Sendiri. Seakan bintang tak mau menyinari bulan lagi malam ini, seakan cahaya matahari tak mau lagi membantu  proses fotosintesis para tumbuhan, bahkan tanahpun seakan tak mau lagi menyimpan cadangan air untuk para tanaman hijau ini. Itulah aku sekarang.
“Fris, bagaimana kau sekarang. Bagaimana aku begitu bodoh melakukan hal ini?” isak tangisku tak tertahan lagi ditengah gemerlap malam yang tak kunjung reda dengan memainkan segenap perlengkapan petangnya.
Ya, itu beberapa cuplikan setahun laluku. Kekasaran yang telah membuatku kehilangan satu hal berharga dari hidupku. Masih teringat begitu jelas, ketika malam itu ia memintaku untuk kembali tapi aku tak menyadarinya itulah malam dimana aku harus segera membuka hati lebih lebar lagi.
“Diamlah sejenak, Len. Dengarkan aku” pintanya setahun lalu.

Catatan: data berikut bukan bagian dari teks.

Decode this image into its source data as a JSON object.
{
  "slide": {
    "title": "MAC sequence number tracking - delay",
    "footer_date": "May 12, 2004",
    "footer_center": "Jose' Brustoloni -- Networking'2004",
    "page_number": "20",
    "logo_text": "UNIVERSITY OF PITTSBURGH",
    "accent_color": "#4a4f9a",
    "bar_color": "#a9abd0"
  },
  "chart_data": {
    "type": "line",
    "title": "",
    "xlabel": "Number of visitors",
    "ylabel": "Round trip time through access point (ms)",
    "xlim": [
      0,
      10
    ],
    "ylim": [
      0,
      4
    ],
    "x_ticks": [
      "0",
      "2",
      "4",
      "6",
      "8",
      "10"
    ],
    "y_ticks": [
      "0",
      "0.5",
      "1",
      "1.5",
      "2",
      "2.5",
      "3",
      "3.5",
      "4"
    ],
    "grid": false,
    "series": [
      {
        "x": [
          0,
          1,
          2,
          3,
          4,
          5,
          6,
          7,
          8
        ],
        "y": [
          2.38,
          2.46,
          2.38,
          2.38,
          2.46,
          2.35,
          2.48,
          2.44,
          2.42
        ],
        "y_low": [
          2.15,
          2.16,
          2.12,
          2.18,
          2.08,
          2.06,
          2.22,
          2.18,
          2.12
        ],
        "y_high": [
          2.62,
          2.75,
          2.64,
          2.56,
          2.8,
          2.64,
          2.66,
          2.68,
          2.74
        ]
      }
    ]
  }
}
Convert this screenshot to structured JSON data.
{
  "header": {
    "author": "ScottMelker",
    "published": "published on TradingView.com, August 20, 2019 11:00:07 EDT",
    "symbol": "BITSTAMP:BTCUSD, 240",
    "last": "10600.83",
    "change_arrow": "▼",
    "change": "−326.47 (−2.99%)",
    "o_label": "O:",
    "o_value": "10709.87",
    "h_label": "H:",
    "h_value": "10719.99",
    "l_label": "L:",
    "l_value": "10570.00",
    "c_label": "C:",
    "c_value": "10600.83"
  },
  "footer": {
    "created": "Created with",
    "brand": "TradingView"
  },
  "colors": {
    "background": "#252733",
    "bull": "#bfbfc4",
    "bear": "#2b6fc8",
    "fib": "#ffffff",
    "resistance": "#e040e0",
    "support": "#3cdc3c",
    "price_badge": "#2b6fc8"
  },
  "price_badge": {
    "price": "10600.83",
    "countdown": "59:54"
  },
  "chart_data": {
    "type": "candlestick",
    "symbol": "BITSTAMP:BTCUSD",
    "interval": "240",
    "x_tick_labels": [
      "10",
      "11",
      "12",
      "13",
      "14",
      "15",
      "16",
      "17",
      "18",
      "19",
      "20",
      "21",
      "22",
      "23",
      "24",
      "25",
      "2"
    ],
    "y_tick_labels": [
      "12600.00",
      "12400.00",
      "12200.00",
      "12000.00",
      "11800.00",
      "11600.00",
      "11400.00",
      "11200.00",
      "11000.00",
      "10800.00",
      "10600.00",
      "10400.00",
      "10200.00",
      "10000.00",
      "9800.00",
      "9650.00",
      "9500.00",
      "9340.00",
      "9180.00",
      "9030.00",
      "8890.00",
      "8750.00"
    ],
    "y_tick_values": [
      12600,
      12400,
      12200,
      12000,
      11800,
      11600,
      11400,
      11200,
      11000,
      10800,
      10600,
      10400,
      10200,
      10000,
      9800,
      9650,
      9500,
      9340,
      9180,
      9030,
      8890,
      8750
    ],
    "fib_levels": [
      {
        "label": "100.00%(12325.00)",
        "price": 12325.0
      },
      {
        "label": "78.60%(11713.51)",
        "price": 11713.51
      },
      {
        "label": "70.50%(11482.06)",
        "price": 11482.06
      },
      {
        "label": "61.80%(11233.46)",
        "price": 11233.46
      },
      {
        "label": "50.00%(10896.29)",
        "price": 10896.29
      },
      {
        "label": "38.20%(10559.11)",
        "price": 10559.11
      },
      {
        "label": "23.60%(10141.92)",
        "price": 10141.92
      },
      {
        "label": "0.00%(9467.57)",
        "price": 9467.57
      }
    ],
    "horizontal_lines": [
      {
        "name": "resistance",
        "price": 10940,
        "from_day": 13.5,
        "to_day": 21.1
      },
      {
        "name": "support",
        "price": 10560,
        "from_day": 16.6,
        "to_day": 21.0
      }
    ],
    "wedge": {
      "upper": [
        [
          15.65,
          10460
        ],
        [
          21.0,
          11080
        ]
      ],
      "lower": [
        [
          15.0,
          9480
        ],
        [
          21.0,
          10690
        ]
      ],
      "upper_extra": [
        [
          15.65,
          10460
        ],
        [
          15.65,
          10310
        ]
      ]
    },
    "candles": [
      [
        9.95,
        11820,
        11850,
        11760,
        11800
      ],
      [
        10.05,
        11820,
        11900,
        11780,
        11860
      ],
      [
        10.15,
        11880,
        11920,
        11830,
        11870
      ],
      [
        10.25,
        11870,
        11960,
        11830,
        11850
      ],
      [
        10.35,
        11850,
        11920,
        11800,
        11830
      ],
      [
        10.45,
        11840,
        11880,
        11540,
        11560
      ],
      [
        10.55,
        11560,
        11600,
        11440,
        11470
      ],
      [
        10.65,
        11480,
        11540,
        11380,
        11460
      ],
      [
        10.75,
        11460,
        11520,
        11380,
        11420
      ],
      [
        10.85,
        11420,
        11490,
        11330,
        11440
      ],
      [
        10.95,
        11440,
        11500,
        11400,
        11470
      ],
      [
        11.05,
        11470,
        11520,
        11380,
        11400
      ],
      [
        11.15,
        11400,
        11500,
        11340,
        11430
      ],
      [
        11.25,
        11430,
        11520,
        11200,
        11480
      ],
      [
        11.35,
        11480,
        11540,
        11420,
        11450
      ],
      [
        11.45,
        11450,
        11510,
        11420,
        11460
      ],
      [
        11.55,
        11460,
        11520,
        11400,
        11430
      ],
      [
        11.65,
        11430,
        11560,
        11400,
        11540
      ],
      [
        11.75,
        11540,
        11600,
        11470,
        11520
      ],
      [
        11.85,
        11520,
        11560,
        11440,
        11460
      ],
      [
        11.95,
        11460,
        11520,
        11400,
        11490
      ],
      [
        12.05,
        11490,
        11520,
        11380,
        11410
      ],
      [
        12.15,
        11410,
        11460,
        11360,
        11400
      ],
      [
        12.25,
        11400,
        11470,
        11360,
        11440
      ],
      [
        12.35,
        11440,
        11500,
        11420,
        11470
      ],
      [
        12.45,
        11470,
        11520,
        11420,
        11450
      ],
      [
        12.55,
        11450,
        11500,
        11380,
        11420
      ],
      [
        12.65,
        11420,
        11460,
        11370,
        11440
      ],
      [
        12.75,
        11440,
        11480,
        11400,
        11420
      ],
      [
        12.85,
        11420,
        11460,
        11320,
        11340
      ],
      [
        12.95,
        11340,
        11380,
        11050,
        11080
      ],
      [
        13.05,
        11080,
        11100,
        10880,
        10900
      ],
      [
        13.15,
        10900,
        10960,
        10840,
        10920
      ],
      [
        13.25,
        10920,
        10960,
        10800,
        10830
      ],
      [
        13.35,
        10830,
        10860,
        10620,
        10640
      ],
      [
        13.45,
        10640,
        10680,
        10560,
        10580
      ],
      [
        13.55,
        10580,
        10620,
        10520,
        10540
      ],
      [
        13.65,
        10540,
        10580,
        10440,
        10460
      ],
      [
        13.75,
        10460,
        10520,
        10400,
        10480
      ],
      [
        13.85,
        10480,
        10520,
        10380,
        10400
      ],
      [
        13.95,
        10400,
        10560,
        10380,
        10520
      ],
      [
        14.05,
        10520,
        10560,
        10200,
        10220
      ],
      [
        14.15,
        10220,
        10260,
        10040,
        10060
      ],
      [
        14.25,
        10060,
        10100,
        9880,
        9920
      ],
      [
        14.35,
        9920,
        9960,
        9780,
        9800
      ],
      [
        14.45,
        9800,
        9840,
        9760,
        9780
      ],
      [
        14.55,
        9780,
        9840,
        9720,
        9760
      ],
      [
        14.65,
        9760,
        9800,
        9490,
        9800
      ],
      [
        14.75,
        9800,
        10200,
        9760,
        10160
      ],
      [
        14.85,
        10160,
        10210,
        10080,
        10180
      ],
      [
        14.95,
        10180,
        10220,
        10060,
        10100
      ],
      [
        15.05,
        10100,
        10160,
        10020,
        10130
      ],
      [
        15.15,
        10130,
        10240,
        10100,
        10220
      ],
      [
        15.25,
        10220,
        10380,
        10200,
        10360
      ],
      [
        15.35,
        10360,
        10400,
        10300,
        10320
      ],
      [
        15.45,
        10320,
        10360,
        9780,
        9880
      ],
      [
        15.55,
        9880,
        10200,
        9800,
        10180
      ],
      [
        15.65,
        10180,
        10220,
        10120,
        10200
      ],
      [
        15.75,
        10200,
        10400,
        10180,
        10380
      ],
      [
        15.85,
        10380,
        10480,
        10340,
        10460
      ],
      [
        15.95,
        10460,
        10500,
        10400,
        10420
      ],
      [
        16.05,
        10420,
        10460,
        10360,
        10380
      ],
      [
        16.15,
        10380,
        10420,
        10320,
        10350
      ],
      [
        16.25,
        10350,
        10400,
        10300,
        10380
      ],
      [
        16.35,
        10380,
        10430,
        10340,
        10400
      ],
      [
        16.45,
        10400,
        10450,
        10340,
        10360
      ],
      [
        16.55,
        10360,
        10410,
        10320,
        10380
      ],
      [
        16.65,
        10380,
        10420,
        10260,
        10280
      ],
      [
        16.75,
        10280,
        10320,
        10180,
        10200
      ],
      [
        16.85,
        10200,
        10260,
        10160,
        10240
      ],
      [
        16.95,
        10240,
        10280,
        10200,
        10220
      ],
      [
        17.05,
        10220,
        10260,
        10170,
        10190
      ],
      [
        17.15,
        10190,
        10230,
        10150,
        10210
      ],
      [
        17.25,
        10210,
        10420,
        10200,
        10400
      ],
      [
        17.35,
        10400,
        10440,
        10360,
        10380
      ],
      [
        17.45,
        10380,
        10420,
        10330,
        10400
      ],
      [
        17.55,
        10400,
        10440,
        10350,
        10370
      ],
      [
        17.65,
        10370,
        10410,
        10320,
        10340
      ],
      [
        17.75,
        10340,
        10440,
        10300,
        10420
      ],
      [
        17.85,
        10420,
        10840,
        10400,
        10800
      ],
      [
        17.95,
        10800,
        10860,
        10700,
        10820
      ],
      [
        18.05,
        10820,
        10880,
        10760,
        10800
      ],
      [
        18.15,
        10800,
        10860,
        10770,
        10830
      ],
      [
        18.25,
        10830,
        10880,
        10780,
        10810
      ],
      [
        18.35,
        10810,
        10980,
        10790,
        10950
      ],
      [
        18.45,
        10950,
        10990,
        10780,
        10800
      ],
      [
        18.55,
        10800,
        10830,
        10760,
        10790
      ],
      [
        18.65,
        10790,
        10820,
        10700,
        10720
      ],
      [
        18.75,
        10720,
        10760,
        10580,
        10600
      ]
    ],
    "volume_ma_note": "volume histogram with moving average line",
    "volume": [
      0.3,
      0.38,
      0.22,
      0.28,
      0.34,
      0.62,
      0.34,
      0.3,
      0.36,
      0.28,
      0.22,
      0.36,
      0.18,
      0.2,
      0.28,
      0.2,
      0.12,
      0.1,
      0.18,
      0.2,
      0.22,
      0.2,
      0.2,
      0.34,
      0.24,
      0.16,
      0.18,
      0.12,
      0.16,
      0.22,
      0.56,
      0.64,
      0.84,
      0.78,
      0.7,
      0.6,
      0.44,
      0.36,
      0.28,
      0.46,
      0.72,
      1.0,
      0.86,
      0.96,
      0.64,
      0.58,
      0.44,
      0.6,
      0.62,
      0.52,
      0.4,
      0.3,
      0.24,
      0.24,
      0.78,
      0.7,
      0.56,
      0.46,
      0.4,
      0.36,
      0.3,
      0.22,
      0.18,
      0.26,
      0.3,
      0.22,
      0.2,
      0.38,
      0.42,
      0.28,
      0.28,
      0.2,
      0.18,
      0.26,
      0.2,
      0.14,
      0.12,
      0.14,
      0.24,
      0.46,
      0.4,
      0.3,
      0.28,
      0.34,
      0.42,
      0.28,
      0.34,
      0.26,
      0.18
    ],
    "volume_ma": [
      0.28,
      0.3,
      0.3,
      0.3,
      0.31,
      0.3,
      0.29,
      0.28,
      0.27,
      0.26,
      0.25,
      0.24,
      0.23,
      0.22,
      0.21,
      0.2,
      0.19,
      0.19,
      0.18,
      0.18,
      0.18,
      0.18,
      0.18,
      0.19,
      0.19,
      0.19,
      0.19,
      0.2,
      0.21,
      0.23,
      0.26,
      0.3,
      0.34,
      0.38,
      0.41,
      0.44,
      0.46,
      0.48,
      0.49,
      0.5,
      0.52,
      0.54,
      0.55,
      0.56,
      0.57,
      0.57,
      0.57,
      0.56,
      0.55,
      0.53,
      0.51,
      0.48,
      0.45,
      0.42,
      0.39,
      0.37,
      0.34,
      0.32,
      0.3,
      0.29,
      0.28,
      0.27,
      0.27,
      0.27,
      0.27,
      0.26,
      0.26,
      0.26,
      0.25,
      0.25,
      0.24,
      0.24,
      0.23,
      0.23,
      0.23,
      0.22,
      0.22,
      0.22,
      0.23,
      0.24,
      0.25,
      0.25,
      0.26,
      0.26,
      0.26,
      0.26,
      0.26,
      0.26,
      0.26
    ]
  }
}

“Apa lagi Fris? Kau selalu membicarakannya, dia dia dia dan dia. Cinta cinta cinta cinta lagi, aku muak mendengar  curhatanmu lagi, itu itu itu muluuuu. Apa sih berharganya dia ha? Putus sajalah, itu cukup saran dariku. Putus !” tanpa berfikir panjang ku tinggalkan dia ditaman bermain kota, tempat favorit kita. Tempat pertama kita bertemu, dan telah menjadi tempat terakhir kita bertemu dan bercanda. Semua ada disana.
“Leni, jangan membelakangi aku. Kembalilah” teriaknya yang tak kuperdulikan.
“Aku butuh kau, Len” sayup-sayup kudengar kalimat itu dan begitu bodohnya aku tak mencerna kalimat ini dahulu.
Aku juga butuh kau, Fris. Tapi tiap aku membutuhkanmu kenapa kau seakan begitu jauh dariku.Ku biarkan kau sendiri sekarang, biar kau tahu bagaimana rasanya aku ketika kau jauh. Hanya itu yang mampir difikiranku kala itu.
“Kenapa kau begini, Len. Kenapa kau begitu tak mau peduli denganku seperti ini. Aku butuh kau. Tak ada lagi yang berharga dalam hidupku sekarang. Hanya kau, hanya kau Leni. Kembalilah berbaliklah berbaliklah, berhentilah membelakangiku seperti ini berhentilah berjalan menjauh dariku Leni. Leeeennnniiiii” lagi-lagi suara khas itu tak kuperdulikan. Kubiarkan gemercik air menutupi telingaku dari teriakan menyebalkan itu.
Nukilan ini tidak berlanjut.